Tell me about this Rule of Thirds
The Rule of Thirds is best described as a “rule of thumb.” It is not something to be strictly and devoutly followed at all times. It’s more of a convention.
The main point of interest on the person, cat, building, sky or whatever object it is we want to draw most attention to -the subject- it is most often placed near the center of a photograph. For example:
It’s a pretty little birdie, that’s for sure. This is a fine orientation to make nice photos with, and people do. But it’s the most common orientation of photographer-subject that people just starting photography tend to focus on. It’s healthy to practice moving the most eye catching element to different locations on a photograph. Doing so teaches one to utilize the other areas of the photo.
In practical terms, this can be translated into: “If your intended subject is at the centre of your photo, and you don’t know what you’re doing or why, it’s probably wise to try moving that subject around.”
What has that Rule of Thirds fellow ever done for us, anyhow?!
Well, for beginners like me, it’s an effective method of practice.
It offers a box to explore. One that can be broken out of in a meaningful way when the box is first understood. It is a restriction, and restriction breeds creativity.
Above, I had the subject lean against a wall, taking up close to a third of the photo from the left. Her head – a natural point of interest in photography, especially the eyes – is close to the intersection of background and the left side. That is where I intended a viewer’s eyes to be first drawn to. I intended to draw attention first to her, then to the the tall cathedrals in the background along with the sky, and finally to the winding alleys of Cork City and the countryside beyond. In this photo the centre contained only a secondary point of interest, I was intentionally trying to pull attention away from there.
She is slightly more out of focus than I desired. A little more detail would have made her presence more dominating. I need to work on my depth of field control to make sure I’m capturing those ideas better. I do like the sense of pull in this photo though. I can imagine the subject turning to walk to the city below. Or she could pull away from it by walking towards the camera. Either way, I feel forces at play here.
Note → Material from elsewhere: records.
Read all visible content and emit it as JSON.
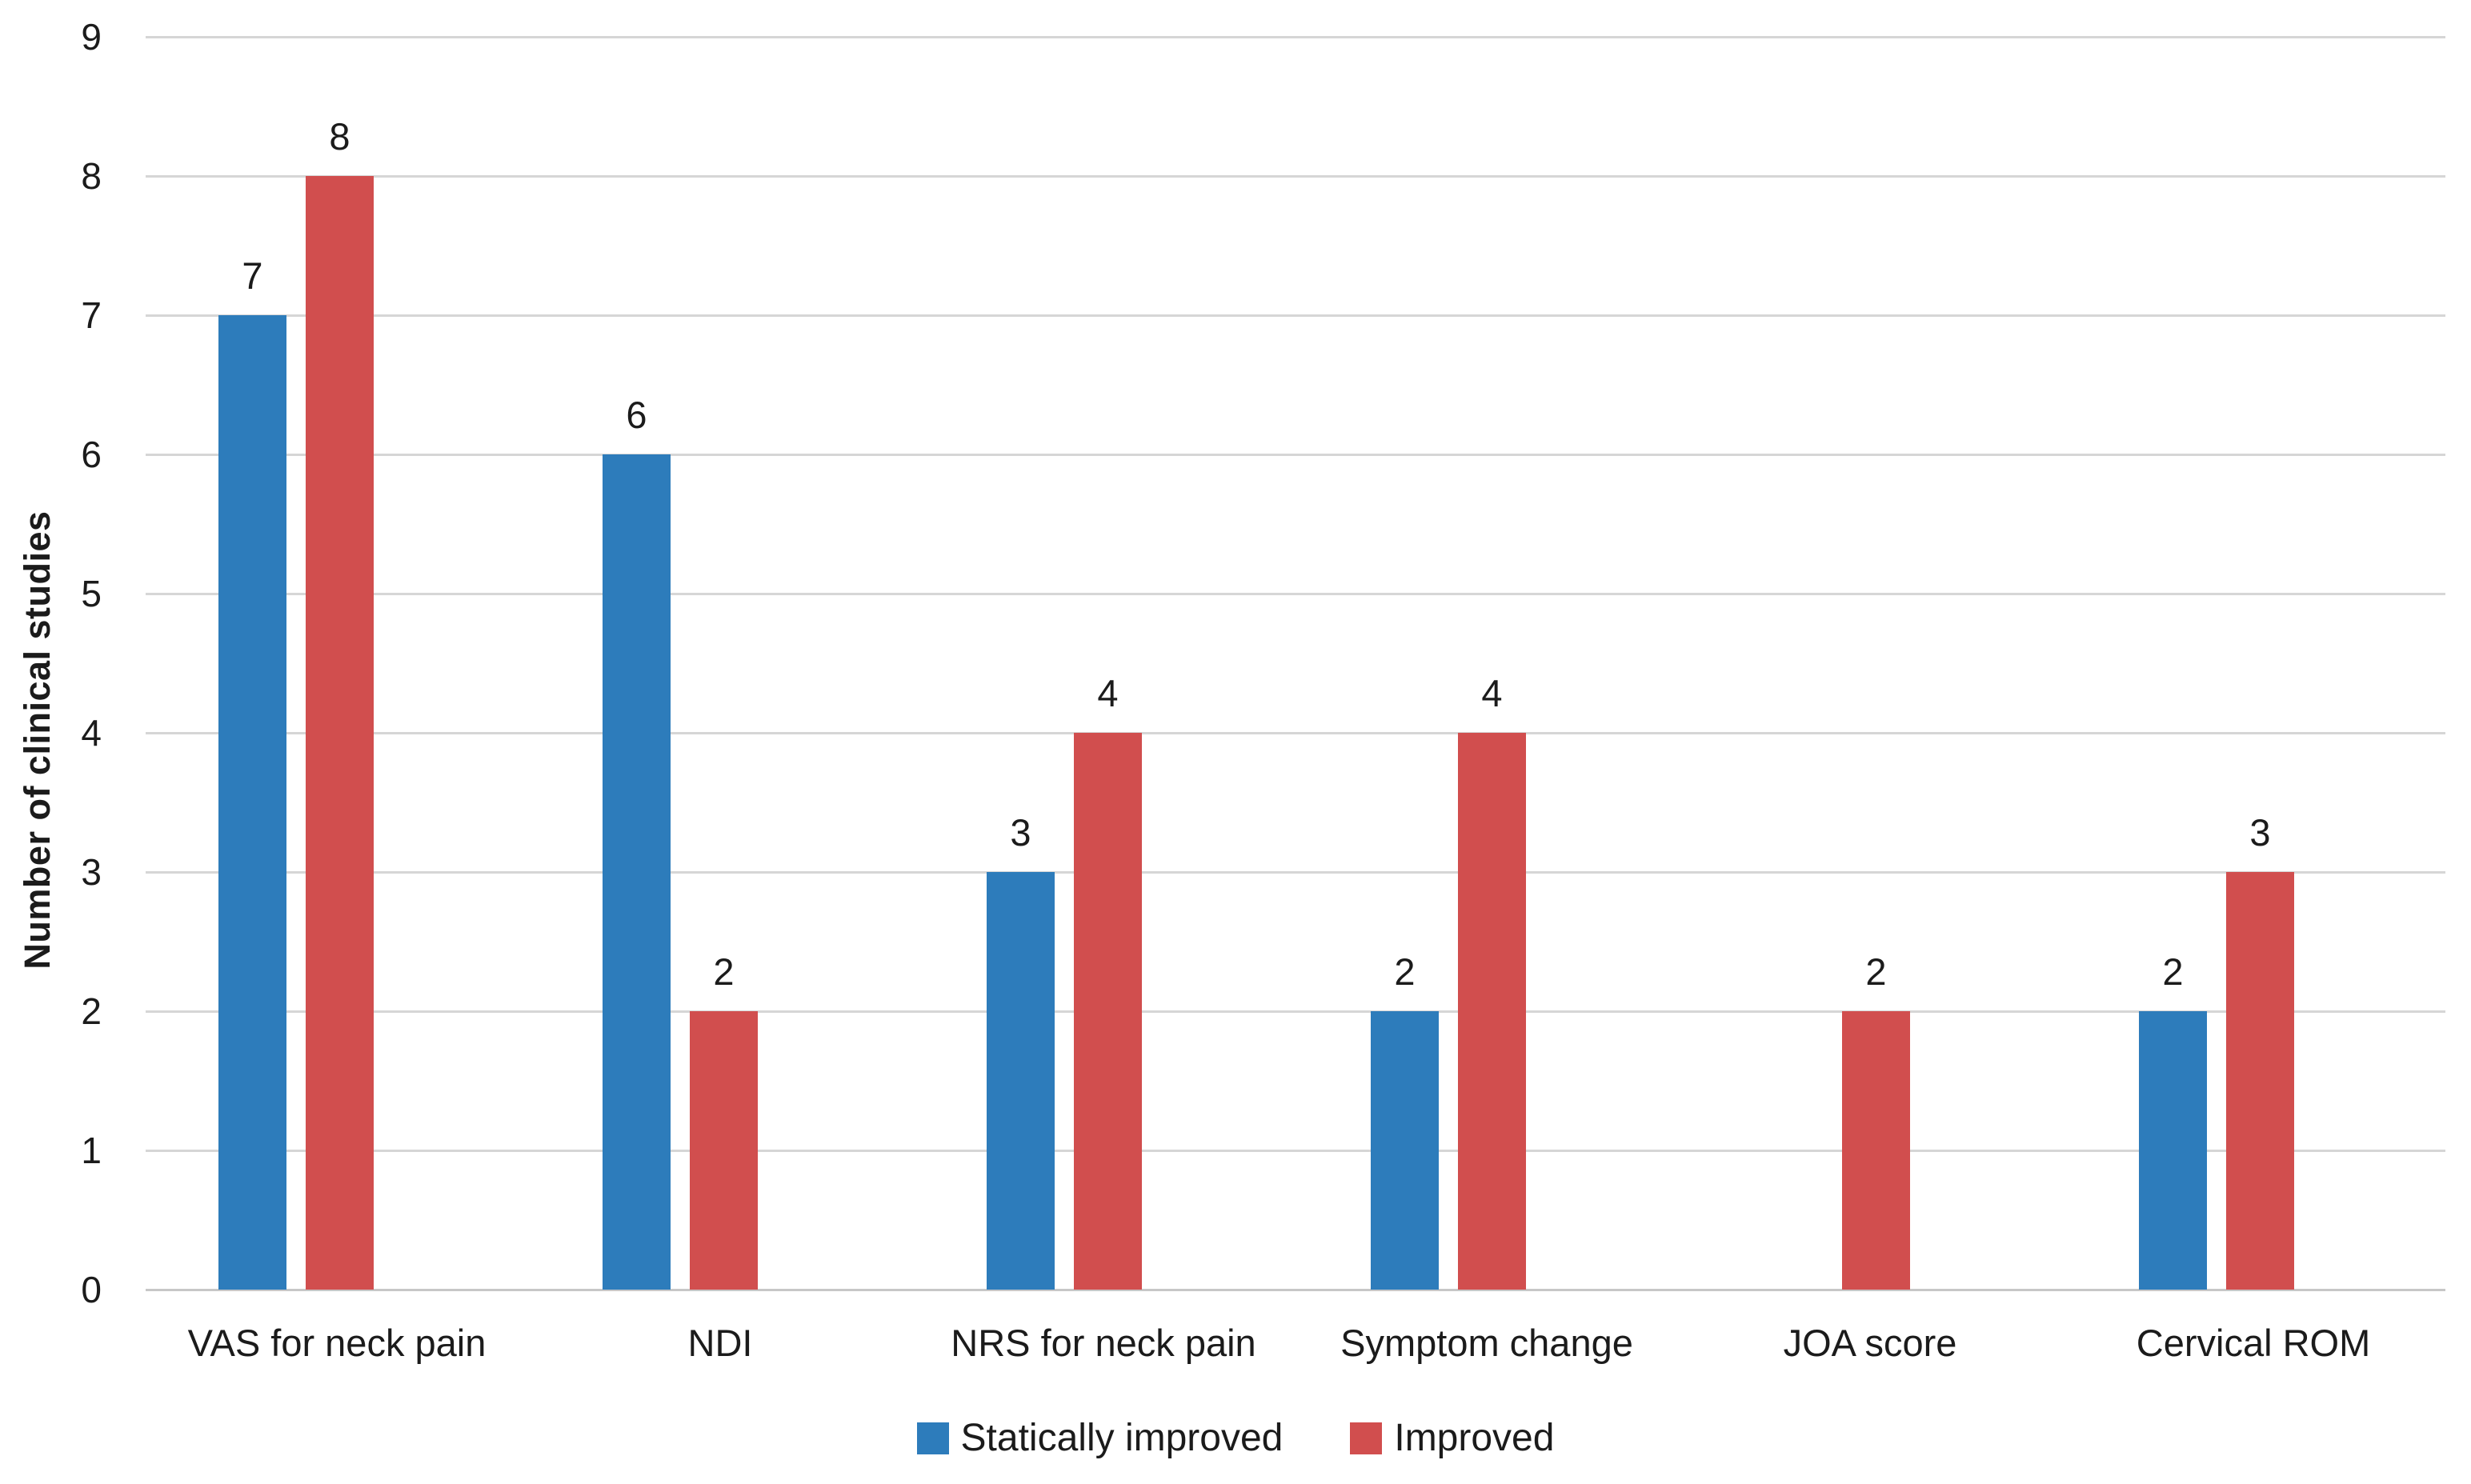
{
  "chart_data": {
    "type": "bar",
    "title": "",
    "ylabel": "Number of clinical studies",
    "xlabel": "",
    "ylim": [
      0,
      9
    ],
    "ytick_step": 1,
    "grid": "horizontal",
    "value_labels": true,
    "legend_position": "bottom-center",
    "categories": [
      "VAS for neck pain",
      "NDI",
      "NRS for neck pain",
      "Symptom change",
      "JOA score",
      "Cervical ROM"
    ],
    "series": [
      {
        "name": "Statically improved",
        "color": "#2D7CBB",
        "values": [
          7,
          6,
          3,
          2,
          0,
          2
        ]
      },
      {
        "name": "Improved",
        "color": "#D14E4E",
        "values": [
          8,
          2,
          4,
          4,
          2,
          3
        ]
      }
    ],
    "colors": {
      "text": "#1B1B1B",
      "gridline": "#D6D6D6",
      "axis_line": "#C7C7C7",
      "background": "#FFFFFF"
    }
  }
}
Moving my point of interest away from the centre allowed me to see new possibilities, new ways to use the whole of the picture’s area to achieve different functions.
If you’d like to know more about the Rule Of Thirds, I personally found this explanation simple, succinct, and practical – see by clicking here
I will be posting regular pics with more of my attempts to apply the rule of thirds. With only minimal explanation, These will be little more than a standalone image. I’ll do so until I feel comfortable moving onto a new regular pic-challenge.
I’m meeting up with a professional photographer friend tomorrow. That means an opportunity to use a DSLR instead of the point-and-shoot Kodak I’ve used up to this point. I’m excited to learn from him and the experience of using a massively more powerful device. I’ll post some of those soon too. More than likely with a few comments thrown in.
Till then, happy snapping, you photo saps!